CF: You are currently running Teen_Connect in partnership with the Wits Art Museum (WAM). How does this work? Who is it impacting? And do you have any positive stories to share with us about it?
RM: We have a long-standing relationship with the Wits Art Museum that we are very proud of. We’ve been partnering with them over the years to deliver a holiday programme for our teenagers. This year, because of the lockdown, we’ve adapted the programme to ensure the safety of our beneficiaries. In partnership with WAM, we developed a five-week programme. We have taken inspiration from some of the artworks from WAM’s incredible art collection and created art-making prompts and activities to help the children express and process their experiences of the sudden changes the coronavirus has brought. Each week our beneficiaries will receive a different pack of art material with art activities and prompts to create artworks. The beneficiaries bring these back to us the following week to photograph and to receive their next pack.

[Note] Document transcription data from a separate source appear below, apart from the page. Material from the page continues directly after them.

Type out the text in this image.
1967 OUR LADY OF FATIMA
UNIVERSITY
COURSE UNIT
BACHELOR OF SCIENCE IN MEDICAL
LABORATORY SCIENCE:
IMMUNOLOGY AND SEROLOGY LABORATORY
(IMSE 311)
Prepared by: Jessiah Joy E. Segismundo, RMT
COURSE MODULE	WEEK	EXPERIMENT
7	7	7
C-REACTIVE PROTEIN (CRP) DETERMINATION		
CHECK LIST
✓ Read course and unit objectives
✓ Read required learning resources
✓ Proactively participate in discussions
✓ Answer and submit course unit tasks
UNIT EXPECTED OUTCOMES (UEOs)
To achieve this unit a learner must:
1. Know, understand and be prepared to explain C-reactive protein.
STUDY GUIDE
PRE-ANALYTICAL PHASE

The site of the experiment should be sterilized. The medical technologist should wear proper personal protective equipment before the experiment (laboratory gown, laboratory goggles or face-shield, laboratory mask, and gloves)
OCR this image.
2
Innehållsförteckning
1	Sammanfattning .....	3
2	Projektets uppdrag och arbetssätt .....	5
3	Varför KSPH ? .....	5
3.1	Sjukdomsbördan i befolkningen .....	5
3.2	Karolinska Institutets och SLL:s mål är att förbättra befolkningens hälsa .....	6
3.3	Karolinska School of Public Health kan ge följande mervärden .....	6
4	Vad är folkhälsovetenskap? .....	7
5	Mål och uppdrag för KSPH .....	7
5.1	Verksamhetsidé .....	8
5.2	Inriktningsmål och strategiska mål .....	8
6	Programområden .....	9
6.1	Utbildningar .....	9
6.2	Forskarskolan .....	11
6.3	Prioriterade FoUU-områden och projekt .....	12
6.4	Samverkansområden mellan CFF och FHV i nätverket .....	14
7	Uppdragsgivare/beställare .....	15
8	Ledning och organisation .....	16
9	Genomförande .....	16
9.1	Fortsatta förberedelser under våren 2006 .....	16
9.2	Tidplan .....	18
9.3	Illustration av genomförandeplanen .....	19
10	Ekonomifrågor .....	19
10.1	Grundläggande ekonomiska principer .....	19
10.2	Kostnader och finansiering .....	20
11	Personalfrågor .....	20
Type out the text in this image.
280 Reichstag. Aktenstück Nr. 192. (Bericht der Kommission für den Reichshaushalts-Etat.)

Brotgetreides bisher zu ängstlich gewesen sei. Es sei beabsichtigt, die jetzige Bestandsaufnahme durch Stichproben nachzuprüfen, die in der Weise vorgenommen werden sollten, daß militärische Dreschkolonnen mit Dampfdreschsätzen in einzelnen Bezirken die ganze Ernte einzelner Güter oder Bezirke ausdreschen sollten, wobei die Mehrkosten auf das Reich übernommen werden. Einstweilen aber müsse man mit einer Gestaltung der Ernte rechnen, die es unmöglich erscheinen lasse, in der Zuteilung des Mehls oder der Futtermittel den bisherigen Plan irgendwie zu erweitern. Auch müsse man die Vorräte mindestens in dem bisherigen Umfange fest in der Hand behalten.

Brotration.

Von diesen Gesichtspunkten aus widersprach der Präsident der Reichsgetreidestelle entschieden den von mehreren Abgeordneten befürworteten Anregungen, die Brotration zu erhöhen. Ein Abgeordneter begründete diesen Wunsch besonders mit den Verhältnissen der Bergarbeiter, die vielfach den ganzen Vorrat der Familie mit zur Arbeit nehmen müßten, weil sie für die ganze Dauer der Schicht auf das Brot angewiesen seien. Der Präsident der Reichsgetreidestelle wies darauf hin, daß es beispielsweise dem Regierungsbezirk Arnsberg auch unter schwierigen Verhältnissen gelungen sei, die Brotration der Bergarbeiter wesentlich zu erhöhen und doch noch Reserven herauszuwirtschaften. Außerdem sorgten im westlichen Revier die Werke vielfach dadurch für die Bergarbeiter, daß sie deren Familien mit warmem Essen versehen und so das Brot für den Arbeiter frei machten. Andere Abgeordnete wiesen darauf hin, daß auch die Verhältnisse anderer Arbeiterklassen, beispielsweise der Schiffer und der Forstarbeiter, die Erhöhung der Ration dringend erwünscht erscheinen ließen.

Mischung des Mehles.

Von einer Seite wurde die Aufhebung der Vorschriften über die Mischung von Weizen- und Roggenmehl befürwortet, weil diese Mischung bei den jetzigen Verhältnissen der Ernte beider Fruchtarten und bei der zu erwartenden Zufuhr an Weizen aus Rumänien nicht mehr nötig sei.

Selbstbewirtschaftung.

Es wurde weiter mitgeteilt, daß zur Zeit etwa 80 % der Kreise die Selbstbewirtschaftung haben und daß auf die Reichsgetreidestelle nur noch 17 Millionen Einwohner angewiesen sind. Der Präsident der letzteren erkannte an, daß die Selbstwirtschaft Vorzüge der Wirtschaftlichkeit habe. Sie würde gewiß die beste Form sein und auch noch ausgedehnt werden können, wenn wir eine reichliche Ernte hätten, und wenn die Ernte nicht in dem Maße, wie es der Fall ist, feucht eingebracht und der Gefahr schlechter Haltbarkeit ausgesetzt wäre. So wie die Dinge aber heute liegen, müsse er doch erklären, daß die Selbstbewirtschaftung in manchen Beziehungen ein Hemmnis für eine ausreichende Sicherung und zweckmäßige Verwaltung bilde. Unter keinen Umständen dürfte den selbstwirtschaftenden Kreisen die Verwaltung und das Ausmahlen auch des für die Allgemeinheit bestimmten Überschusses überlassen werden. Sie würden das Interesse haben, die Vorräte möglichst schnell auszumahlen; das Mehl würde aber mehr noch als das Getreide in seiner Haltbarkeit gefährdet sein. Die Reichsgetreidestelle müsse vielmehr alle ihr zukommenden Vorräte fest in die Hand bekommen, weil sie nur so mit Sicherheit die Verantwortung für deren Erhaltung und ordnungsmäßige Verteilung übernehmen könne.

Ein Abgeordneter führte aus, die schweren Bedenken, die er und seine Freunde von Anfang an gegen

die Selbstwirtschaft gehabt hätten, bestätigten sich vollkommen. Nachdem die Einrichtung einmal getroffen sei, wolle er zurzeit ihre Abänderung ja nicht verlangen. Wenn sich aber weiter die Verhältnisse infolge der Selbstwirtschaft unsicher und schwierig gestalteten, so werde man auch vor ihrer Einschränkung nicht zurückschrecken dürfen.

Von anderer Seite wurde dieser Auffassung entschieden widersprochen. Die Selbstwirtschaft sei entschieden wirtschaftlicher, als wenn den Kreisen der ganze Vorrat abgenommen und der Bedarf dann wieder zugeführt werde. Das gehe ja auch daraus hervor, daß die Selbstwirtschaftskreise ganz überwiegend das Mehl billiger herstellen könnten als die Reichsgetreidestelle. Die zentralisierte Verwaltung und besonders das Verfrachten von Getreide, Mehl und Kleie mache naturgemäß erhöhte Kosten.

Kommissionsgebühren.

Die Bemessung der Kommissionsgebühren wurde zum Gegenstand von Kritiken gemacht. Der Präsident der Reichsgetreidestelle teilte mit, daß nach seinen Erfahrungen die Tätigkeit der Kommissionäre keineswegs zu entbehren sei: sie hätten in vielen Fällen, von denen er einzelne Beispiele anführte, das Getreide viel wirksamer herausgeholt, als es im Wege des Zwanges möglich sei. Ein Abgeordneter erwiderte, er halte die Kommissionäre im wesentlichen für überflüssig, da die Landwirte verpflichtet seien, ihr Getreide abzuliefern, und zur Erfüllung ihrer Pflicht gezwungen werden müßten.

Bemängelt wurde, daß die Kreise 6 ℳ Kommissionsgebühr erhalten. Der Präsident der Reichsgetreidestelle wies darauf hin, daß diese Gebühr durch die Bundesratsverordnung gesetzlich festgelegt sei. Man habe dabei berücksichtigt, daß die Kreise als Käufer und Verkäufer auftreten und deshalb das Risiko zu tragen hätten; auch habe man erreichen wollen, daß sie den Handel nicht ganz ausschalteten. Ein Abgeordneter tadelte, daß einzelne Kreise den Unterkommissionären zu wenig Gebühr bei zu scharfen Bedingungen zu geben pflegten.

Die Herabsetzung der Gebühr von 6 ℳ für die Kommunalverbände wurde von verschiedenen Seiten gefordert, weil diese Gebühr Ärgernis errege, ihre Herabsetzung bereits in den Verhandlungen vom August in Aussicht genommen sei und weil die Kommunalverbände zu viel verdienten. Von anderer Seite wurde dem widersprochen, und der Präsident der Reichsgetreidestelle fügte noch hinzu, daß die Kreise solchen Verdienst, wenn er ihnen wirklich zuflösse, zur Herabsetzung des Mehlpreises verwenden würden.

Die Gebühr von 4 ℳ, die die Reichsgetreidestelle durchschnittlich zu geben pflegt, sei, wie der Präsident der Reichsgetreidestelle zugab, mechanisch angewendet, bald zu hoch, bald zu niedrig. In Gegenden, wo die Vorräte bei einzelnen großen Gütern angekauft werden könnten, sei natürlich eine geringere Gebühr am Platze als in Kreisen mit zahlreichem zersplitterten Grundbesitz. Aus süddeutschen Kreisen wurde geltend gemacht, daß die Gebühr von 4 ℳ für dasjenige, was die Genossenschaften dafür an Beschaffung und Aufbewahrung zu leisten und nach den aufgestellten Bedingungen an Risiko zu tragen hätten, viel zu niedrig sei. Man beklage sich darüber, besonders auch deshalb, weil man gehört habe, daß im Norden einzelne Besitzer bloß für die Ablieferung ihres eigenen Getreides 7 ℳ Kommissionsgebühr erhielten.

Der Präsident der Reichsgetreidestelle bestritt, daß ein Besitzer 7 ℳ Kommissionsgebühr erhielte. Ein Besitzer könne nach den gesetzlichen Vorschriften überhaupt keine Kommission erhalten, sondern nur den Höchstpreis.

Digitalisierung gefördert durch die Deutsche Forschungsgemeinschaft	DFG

We’ve just started last week, and it was truly wonderful to see the beneficiaries, meet their parents and see their excitement about this programme. We’ve had such a wonderful response from them. This week I received several WhatsApp messages with photos of completed artworks. Parents and caregivers also shared with us how grateful they are for our continued support. One parent came to me last week and said that when she first received the SMS with the food voucher, she thought someone sent it by mistake. Finally, at the end of the week, when she had no other solutions to buy food, she decided to use it. Her relief was great when we phoned her to check whether she received the voucher and she realised that it was intended for her and her family.
From our initial monitoring and evaluation reports, it is clear that children in the inner-city feel worried, insecure and unsafe and a programme such as this offers them a sense of the known and something to look forward to.